The mode is the value that occurs most frequently in a dataset. For grouped data, we first identify the modal class — the class interval with the highest frequency — and then use the formula: Mode = l + [(f₁ − f₀) / (2f₁ − f₀ − f₂)] × h, where l is the lower limit of the modal class, f₁ is the frequency of the modal class, f₀ is the frequency of the class preceding the modal class, f₂ is the frequency of the class succeeding the modal class, and h is the class width. The median is the middle value when data is arranged in order. For grouped data, we first find the cumulative frequency of each class and identify the median class using N/2 (where N = Σfᵢ). The formula is: Median = l + [(N/2 − cf) / f] × h, where l is the lower limit of the median class, N is the total frequency, cf is the cumulative frequency of the class preceding the median class, f is the frequency of the median class, and h is the class width. An important empirical relationship connects all three measures: 3 × Median = Mode + 2 × Mean. This relationship is useful for estimating one measure when the other two are known.
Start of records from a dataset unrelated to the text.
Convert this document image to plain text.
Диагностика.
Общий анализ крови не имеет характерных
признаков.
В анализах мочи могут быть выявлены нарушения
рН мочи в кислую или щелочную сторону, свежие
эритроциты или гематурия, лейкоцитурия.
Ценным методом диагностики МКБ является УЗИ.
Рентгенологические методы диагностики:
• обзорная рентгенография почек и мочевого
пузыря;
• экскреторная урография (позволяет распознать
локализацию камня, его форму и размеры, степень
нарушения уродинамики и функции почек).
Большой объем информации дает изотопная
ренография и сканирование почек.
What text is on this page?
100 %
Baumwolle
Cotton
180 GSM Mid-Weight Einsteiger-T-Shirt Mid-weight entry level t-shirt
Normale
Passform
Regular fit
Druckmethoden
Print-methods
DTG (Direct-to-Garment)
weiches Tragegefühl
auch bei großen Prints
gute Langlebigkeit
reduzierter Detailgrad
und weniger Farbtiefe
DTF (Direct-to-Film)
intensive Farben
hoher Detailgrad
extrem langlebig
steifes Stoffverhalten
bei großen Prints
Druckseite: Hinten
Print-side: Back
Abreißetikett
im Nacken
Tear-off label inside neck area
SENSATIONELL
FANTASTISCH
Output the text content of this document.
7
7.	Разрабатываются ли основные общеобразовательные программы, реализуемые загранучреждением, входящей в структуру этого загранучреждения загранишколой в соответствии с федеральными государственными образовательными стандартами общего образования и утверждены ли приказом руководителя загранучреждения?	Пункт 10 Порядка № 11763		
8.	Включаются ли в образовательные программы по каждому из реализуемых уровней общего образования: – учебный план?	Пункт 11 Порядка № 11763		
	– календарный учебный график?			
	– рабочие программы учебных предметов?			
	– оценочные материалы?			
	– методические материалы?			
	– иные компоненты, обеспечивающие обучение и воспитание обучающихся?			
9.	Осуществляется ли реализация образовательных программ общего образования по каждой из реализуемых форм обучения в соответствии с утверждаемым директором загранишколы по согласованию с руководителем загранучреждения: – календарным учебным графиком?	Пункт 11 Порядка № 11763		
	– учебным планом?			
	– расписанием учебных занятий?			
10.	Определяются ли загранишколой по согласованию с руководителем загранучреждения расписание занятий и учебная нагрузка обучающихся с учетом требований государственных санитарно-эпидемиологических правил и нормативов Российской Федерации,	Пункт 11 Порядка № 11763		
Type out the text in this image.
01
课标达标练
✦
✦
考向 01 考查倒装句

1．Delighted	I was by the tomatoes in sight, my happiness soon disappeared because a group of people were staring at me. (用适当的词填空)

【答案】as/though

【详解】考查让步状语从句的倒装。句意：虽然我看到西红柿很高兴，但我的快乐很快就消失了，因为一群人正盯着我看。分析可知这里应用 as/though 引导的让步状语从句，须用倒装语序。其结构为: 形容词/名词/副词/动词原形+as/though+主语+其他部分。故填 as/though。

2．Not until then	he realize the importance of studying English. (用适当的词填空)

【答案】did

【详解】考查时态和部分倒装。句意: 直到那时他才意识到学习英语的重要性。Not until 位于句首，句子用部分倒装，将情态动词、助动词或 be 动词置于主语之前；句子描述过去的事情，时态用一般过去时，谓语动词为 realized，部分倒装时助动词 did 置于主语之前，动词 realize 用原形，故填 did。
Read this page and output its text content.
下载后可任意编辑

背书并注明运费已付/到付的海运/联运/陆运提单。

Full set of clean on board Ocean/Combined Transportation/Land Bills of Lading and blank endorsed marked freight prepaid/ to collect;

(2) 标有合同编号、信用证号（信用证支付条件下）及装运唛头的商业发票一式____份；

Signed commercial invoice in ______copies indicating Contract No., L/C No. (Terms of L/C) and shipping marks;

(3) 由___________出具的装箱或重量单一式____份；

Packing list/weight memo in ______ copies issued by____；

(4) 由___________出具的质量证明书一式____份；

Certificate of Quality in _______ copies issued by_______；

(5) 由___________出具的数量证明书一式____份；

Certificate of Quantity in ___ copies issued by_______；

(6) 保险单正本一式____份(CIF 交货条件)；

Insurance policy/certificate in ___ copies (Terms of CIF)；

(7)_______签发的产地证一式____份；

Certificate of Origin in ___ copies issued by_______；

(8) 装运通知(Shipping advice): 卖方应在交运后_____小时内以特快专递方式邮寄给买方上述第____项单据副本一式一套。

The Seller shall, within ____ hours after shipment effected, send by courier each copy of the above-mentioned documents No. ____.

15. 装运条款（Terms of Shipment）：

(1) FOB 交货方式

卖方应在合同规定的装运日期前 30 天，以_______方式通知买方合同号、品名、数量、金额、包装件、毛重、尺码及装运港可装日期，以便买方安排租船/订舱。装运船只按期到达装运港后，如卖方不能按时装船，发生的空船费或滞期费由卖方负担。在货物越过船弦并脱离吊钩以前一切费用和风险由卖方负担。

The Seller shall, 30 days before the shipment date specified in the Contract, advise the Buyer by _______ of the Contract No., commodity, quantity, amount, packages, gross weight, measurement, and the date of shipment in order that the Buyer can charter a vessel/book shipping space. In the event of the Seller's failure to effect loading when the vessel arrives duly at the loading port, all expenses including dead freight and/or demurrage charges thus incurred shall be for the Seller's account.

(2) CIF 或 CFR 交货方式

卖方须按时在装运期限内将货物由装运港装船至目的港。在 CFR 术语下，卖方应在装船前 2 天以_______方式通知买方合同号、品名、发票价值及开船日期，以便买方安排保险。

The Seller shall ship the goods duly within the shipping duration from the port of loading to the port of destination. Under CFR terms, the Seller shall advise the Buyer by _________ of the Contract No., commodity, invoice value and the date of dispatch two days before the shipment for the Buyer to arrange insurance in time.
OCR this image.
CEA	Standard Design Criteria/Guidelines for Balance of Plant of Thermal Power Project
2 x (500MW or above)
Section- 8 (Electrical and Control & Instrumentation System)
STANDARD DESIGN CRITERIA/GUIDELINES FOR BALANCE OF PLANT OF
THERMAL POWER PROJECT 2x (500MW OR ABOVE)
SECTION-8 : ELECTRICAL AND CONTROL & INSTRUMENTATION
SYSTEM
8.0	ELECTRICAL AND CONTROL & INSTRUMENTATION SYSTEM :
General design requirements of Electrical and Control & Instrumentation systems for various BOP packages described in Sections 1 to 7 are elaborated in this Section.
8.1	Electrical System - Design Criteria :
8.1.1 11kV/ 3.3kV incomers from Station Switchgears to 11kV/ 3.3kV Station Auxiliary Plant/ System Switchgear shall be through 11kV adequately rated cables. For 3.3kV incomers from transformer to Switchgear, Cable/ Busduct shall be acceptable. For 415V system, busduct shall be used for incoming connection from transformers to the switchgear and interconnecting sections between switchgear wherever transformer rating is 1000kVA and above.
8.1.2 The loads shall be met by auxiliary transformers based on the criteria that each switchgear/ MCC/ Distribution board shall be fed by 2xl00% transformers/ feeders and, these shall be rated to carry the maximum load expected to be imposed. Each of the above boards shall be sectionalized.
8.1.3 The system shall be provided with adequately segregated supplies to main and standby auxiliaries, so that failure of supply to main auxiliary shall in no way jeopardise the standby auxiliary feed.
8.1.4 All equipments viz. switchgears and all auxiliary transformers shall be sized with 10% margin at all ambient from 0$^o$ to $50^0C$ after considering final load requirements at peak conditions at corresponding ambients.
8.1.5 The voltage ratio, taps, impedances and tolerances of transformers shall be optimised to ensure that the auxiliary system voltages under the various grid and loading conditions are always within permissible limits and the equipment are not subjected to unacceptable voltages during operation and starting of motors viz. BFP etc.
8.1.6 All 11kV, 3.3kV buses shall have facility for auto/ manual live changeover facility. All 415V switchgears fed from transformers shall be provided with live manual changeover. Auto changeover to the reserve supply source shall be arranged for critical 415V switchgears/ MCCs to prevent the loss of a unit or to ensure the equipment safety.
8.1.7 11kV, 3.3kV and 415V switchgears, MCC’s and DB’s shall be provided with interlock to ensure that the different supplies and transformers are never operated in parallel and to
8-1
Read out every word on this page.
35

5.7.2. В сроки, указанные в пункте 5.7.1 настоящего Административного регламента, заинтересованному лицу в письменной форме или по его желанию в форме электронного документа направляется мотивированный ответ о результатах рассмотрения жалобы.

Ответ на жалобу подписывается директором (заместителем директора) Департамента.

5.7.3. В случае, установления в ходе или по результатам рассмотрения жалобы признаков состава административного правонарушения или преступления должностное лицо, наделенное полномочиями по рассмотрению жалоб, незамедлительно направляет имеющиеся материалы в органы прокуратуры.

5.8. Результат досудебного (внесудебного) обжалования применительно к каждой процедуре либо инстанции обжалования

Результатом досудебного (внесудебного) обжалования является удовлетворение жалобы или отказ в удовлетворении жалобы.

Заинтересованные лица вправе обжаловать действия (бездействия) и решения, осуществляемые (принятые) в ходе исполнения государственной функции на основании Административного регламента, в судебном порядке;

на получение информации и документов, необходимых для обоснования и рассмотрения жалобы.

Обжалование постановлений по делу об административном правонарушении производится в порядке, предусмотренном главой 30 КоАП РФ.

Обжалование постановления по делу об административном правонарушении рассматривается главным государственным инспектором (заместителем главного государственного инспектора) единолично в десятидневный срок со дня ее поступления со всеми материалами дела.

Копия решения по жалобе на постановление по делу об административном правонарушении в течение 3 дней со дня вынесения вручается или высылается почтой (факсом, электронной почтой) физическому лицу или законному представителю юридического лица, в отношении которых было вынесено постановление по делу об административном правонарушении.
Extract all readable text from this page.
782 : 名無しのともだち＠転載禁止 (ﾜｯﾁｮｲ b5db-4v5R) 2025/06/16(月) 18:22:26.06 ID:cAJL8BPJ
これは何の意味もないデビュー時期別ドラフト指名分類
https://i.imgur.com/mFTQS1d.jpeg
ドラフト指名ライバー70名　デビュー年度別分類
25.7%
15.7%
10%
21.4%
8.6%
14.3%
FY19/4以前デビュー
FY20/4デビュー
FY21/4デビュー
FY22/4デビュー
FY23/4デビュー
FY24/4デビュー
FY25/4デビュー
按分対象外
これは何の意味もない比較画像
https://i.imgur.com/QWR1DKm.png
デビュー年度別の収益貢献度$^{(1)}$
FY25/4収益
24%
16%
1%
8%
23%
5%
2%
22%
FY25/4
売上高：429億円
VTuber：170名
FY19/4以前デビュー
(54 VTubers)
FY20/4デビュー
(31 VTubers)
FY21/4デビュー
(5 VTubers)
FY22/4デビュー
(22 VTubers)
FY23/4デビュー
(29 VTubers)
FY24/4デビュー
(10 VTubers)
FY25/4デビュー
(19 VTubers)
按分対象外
Ogive curves (cumulative frequency curves) provide a graphical method for finding the median — the intersection point of the "less than" and "more than" ogives gives the median value on the x-axis.

• Mean of grouped data: use direct method (Σfᵢxᵢ/Σfᵢ), assumed mean method, or step-deviation method depending on data size.
• Mode = l + [(f₁ − f₀)/(2f₁ − f₀ − f₂)] × h — requires identifying the modal class with highest frequency.
• Median = l + [(N/2 − cf)/f] × h — requires cumulative frequencies to identify the median class.
• Empirical relationship: 3 Median = Mode + 2 Mean — useful for estimating one measure from the other two.
• Ogive curves (cumulative frequency graphs) visually determine the median at the intersection of "less than" and "more than" curves.